Monday, January 3rd, 2011

Perfect timing.

After signing up for PostAWeek yesterday and expressing my concern that I’d end up with a blog full of nothing but Love Lists, I am amused to find that today’s prompt is “Share something that makes you smile.”

Fine, I just will then! A quick-and-dirty Love List for today.

Things that are Awesome:

  • The Edinburgh Zoo Penguin Cam, which continues to delight me.
  • Eddplant’s Confidence Tricks album, which I received for Christmas and which apparently has some sort of “JosieAndThePussycatsIsTheBestBandEver”-type subliminal message in it, because I cannot turn it off. (I feel like I’m mentioning Ed a lot in recent posts. It’s unintentional, but I suppose I’ve been listening to him a lot lately, so it comes out here.)
  • Yoga. This afternoon I did a yoga practice for the first time in a few weeks, and it was so nice to come back to it. Even the ultra-easy practice I chose today.
  • Tea. Tea is the best thing.
  • Also the internet. Internet, I love you.

UPDATED TO ADD another Thing that is Awesome:

Neil Gaiman and Amanda Palmer got married (again). I am ridiculously happy for them, because they are so obviously happy together.

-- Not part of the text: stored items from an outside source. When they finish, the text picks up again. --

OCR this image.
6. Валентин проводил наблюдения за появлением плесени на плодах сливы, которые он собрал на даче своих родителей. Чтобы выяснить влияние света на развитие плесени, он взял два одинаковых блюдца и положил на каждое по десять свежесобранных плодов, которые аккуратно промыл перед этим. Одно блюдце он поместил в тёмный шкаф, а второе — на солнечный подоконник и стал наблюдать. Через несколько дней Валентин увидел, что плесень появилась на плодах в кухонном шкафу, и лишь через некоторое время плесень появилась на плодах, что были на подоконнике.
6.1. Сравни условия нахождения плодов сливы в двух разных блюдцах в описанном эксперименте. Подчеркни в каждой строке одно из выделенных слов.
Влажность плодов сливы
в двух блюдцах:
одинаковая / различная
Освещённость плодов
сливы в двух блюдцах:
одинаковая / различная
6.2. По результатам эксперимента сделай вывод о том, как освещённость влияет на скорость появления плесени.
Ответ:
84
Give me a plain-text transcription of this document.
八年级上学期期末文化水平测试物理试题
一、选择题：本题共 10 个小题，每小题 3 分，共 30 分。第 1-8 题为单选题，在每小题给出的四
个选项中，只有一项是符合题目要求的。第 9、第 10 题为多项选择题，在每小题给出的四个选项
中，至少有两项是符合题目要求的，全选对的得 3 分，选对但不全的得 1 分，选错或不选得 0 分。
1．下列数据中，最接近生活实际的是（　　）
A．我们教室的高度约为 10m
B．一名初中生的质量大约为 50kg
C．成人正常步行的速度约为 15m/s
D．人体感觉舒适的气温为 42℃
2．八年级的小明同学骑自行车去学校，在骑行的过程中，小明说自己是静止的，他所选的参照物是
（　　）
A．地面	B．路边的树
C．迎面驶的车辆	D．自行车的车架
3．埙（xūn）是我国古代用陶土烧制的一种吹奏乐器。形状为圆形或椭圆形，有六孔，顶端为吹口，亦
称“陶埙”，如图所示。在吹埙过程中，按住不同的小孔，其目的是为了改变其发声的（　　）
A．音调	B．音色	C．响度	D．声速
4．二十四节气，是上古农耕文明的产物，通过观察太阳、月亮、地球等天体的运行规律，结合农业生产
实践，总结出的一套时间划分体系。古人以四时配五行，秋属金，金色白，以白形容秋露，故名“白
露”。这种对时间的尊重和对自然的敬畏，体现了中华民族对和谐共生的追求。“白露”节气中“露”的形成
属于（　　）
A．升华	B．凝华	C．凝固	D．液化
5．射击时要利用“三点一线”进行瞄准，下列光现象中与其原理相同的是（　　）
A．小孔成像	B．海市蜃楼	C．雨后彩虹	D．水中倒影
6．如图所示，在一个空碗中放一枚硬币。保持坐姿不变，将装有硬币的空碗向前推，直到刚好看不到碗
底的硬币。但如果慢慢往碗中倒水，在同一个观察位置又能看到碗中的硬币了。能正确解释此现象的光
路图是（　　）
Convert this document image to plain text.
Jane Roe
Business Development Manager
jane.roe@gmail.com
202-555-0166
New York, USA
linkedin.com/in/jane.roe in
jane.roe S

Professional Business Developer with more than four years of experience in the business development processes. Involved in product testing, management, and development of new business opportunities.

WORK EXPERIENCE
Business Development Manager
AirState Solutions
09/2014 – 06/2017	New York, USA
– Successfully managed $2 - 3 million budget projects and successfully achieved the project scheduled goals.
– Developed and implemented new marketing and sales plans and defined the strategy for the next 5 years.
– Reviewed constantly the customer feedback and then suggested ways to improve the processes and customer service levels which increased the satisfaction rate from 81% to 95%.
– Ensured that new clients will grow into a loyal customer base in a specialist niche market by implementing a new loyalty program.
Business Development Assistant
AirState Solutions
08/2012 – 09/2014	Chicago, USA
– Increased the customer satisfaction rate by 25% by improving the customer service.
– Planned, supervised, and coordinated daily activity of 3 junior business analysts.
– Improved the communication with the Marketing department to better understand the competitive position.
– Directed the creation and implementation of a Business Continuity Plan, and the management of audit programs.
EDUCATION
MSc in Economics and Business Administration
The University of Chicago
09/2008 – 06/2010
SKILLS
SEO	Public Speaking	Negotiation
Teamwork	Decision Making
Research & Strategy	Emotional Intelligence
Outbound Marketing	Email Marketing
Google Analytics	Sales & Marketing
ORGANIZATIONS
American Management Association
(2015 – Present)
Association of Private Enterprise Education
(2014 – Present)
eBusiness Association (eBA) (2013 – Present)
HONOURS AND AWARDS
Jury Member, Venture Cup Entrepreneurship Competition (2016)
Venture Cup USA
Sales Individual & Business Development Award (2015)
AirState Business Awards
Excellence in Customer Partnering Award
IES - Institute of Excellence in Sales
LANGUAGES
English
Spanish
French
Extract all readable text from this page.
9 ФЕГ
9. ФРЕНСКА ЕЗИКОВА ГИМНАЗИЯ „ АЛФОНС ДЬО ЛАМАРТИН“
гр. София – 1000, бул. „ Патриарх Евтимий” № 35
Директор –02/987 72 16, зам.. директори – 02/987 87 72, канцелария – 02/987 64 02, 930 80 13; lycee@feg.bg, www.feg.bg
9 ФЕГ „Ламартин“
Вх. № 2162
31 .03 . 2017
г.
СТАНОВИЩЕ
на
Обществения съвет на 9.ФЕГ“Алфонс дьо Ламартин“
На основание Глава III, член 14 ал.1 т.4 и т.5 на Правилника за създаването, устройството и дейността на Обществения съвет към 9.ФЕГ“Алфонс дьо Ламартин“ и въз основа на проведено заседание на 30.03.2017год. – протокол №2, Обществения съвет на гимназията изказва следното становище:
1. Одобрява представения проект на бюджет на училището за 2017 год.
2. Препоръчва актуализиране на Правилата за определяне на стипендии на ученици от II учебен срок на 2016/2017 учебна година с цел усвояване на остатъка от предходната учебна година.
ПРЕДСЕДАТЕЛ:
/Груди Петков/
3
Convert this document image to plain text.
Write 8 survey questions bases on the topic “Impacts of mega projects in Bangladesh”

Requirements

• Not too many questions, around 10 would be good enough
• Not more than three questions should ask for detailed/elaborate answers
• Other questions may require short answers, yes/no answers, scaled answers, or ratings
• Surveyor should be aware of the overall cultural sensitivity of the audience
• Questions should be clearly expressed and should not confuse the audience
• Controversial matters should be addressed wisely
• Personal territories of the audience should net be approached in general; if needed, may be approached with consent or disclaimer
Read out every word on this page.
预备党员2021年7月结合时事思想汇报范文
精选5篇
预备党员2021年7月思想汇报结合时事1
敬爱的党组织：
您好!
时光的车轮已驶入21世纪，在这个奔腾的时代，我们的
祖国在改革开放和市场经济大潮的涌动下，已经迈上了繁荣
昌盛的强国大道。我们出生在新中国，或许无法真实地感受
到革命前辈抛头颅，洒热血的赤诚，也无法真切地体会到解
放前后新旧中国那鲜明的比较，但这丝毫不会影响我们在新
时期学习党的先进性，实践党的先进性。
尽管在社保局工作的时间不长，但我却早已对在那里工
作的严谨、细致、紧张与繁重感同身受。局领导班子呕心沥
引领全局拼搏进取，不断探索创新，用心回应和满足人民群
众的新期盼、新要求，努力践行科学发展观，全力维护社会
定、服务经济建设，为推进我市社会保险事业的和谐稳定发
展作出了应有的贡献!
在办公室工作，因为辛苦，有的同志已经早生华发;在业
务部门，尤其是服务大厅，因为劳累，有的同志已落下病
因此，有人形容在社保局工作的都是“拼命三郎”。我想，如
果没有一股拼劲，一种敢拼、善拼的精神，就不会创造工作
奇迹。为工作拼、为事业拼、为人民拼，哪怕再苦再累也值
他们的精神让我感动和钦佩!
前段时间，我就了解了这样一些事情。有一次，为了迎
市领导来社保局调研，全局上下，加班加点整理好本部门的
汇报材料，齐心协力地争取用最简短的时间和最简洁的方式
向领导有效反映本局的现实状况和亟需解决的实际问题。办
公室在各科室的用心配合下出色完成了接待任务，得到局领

I love it when people are so radiantly happy to be with one another.

Here’s a link to the Kyle Cassidy photo album (pdf) of their first, non-legal, “performance-art” wedding on Neil’s birthday.

PostAWeek2011

Filed under: painfully meta — Kate Vinée @ 12:21 am
Tags:

Because I am clearly and irretrievably insane, I am signing up for PostAWeek2011. God help me.

I realize it would be more exciting and interesting if I were signing up for PostADay instead, but I know perfectly well there’s no way I’ll make a blog post every day, and I don’t really want to. I already write in my paper journal every day. I’ve also just started a DailyBooth account, and although I don’t have any plans to really kill myself trying to post a picture every single day, my hope is to Booth as close to every day as is practicable. So I have no intention of signing up for PostADay, but I thought PostAWeek would be both within my powers and pleasingly challenging.

If what I end up with at the end is fifty-two weeks of nothing but Love List posts, I apologize in advance.